The documentation illusion
Many organizations believe they have stable workflows because they have documentation. SOPs exist. Processes are "defined."
But documented processes and actual behavior are often completely different things.
Documentation describes how work should flow. Stability requires that work actually flows that way.
The SOP drift problem
SOP drift happens gradually:
- A process is documented during initial setup
- Reality changes: new edge cases, staff turnover, system updates
- People adapt their behavior but don't update the docs
- New hires learn the "real" process verbally from veterans
- The SOP becomes fiction—a compliance artifact that no one follows
This drift is slow enough that no one notices until something breaks.

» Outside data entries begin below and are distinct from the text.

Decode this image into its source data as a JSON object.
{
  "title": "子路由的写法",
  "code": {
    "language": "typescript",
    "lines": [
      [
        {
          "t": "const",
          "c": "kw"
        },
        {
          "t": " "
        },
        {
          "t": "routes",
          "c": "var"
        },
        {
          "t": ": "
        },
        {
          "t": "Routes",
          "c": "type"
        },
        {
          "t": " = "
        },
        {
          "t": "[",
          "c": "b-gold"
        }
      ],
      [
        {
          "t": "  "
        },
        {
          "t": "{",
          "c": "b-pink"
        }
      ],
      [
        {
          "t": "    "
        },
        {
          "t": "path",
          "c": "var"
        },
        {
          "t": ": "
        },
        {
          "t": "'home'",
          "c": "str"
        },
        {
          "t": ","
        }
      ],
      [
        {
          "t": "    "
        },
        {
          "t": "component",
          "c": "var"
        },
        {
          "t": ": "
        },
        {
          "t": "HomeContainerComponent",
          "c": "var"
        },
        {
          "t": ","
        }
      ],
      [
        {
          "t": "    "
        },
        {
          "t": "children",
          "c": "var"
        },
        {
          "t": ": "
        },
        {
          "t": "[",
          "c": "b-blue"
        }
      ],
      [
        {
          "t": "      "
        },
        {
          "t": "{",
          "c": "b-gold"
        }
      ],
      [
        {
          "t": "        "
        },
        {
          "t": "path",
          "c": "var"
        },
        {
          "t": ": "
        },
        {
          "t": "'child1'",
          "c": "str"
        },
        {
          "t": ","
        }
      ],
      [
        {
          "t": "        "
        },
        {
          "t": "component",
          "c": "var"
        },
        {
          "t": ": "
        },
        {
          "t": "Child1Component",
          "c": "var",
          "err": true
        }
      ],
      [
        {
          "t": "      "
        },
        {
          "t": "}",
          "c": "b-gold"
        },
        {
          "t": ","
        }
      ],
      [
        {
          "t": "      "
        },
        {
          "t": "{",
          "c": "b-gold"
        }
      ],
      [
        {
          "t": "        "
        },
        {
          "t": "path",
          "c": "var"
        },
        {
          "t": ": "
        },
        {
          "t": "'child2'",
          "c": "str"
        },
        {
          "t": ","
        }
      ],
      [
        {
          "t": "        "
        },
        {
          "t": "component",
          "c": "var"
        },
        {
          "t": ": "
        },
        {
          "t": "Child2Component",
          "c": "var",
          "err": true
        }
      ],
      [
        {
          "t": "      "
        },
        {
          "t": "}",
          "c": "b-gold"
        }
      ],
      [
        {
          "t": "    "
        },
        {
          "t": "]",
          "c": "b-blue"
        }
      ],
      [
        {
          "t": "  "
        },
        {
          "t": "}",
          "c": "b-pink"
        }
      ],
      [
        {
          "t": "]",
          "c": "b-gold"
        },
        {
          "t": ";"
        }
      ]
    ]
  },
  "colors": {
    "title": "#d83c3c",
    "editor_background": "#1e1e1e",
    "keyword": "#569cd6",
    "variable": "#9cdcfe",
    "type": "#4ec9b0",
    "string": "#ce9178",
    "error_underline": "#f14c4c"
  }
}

Signs your documentation doesn't match reality
- New hires are told "ignore that part—we do it differently now"
- Veterans have undocumented shortcuts that become standard practice
- Process maps show clean flows, but actual work involves frequent exceptions
- When you ask "how does this work?", you get different answers from different people
- Auditors are shown the documented process; operators do something else
Each of these indicates a gap between documented process and operational reality.
The tribal knowledge trap
When documentation drifts, knowledge moves into people's heads. This creates single points of failure—if that person leaves, the knowledge leaves with them. Documentation is supposed to prevent this, but only if it reflects reality.
Why documentation alone can't create stability
Documentation is a description. Stability is a behavior.
A workflow is stable when:
- Ownership is clear and practiced, not just written down
- Decisions follow explicit rules, not tribal interpretation
- Exceptions are managed, not just acknowledged as "edge cases"
- Handoffs work reliably, even when specific people aren't available
Documentation can support stability, but it can't substitute for it.
What actually creates stability
Stability comes from:
- Mapping reality — Not how work should flow, but how it actually does
- Clarifying ownership — Not just assigning roles, but making sure people act as owners
- Managing exceptions — Not hoping they're rare, but having rules for when they happen
- Living documentation — Keeping docs in sync with actual practice, or accepting they'll drift
The Workflow Stability Assessment starts by mapping the real workflow—what people actually do—before trying to improve it.
When to trust documentation
Documentation reflects reality when:
- It was created from observation, not assumption
- It's updated when behavior changes (not quarterly, but continuously)
- People reference it in real work, not just compliance audits
- Deviations are tracked and either documented or corrected
If documentation doesn't meet these criteria, treat it as aspirational fiction—useful for compliance, but not for operational decisions.